SSC mit: Kryvarot, Weiß, Schlüter, Petrasova,
Schulz, Wolf; Fentotova,; Polyakova, Müller
Anmerkung: Vor der Pressekonferenz gab Trainer Marc
Gerson Berner Journalisten ein Interview. Hier äußerte er Kritik an der Beschallung
während des Spieles. Der Speaker (Hallensprecher) sollte die Teamaufstellung usw. bekannt
geben, nicht aber das Publikum anheizen !! ??

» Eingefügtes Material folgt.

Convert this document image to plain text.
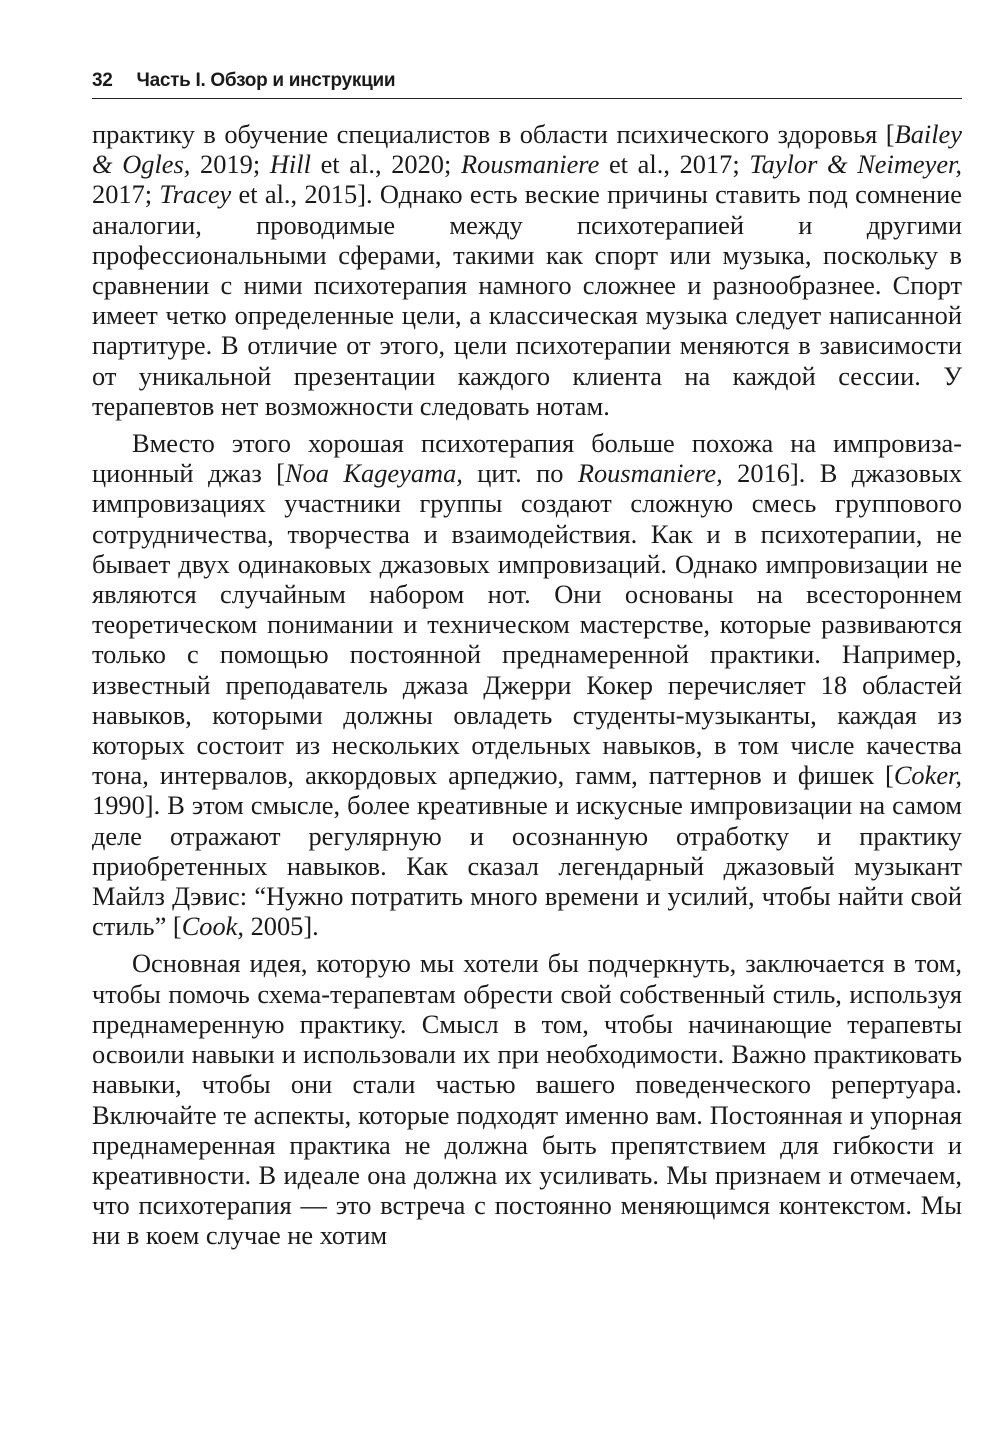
32 Часть I. Обзор и инструкции

практику в обучение специалистов в области психического здоровья [Bailey & Ogles, 2019; Hill et al., 2020; Rousmaniere et al., 2017; Taylor & Neimeyer, 2017; Tracey et al., 2015]. Однако есть веские причины ставить под сомнение аналогии, проводимые между психотерапией и другими профессиональными сферами, такими как спорт или музыка, поскольку в сравнении с ними психотерапия намного сложнее и разнообразнее. Спорт имеет четко определенные цели, а классическая музыка следует написанной партитуре. В отличие от этого, цели психотерапии меняются в зависимости от уникальной презентации каждого клиента на каждой сессии. У терапевтов нет возможности следовать нотам.

Вместо этого хорошая психотерапия больше похожа на импровизационный джаз [Noa Kageyama, цит. по Rousmaniere, 2016]. В джазовых импровизациях участники группы создают сложную смесь группового сотрудничества, творчества и взаимодействия. Как и в психотерапии, не бывает двух одинаковых джазовых импровизаций. Однако импровизации не являются случайным набором нот. Они основаны на всестороннем теоретическом понимании и техническом мастерстве, которые развиваются только с помощью постоянной преднамеренной практики. Например, известный преподаватель джаза Джерри Кокер перечисляет 18 областей навыков, которыми должны овладеть студенты-музыканты, каждая из которых состоит из нескольких отдельных навыков, в том числе качества тона, интервалов, аккордовых арпеджио, гамм, паттернов и фишек [Coker, 1990]. В этом смысле, более креативные и искусные импровизации на самом деле отражают регулярную и осознанную отработку и практику приобретенных навыков. Как сказал легендарный джазовый музыкант Майлз Дэвис: “Нужно потратить много времени и усилий, чтобы найти свой стиль” [Cook, 2005].

Основная идея, которую мы хотели бы подчеркнуть, заключается в том, чтобы помочь схема-терапевтам обрести свой собственный стиль, используя преднамеренную практику. Смысл в том, чтобы начинающие терапевты освоили навыки и использовали их при необходимости. Важно практиковать навыки, чтобы они стали частью вашего поведенческого репертуара. Включайте те аспекты, которые подходят именно вам. Постоянная и упорная преднамеренная практика не должна быть препятствием для гибкости и креативности. В идеале она должна их усиливать. Мы признаем и отмечаем, что психотерапия — это встреча с постоянно меняющимся контекстом. Мы ни в коем случае не хотим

Und zum Schweriner Spiel sagte der aus Südfrankreich stammende
Trainer: Schwerin spielte 0815 Volleyball – hoch auf die Außen, eigentlich gut
ausrechenbar. Unsere Disziplin auf dem Parkett ließ zu wünschen übrig, so kam Schwerin
immer wieder ins Spiel.
Interessant: Als Marc Gerson die Volleyballhalle
erreicht, sah er die Sport- und Kongresshalle und erinnerte sich dort gegen den SC Traktor
selbst gespielt zu haben. Es war eine EC-Begegnung (Mitte der 70ziger Jahre) SC Traktor Schwerin gegen Racing Club
Paris, Paris gewann damals. Leider konnte auch im Gespräch mit Burkhart Wiebe (Ex Aktiver
des SC Traktor) nicht definitiv das Jahr bestimmt werden.
Trainer Marc Gerson (48 Jahre) war 14 Jahre aktiver Volleyballspieler in Deutschland bei Bayer Leverkusen (1979 Deutscher Meister) und als Spielertrainer in Friedrichshafen. Ein
Damen-Team betreut er als Trainer erstmalig.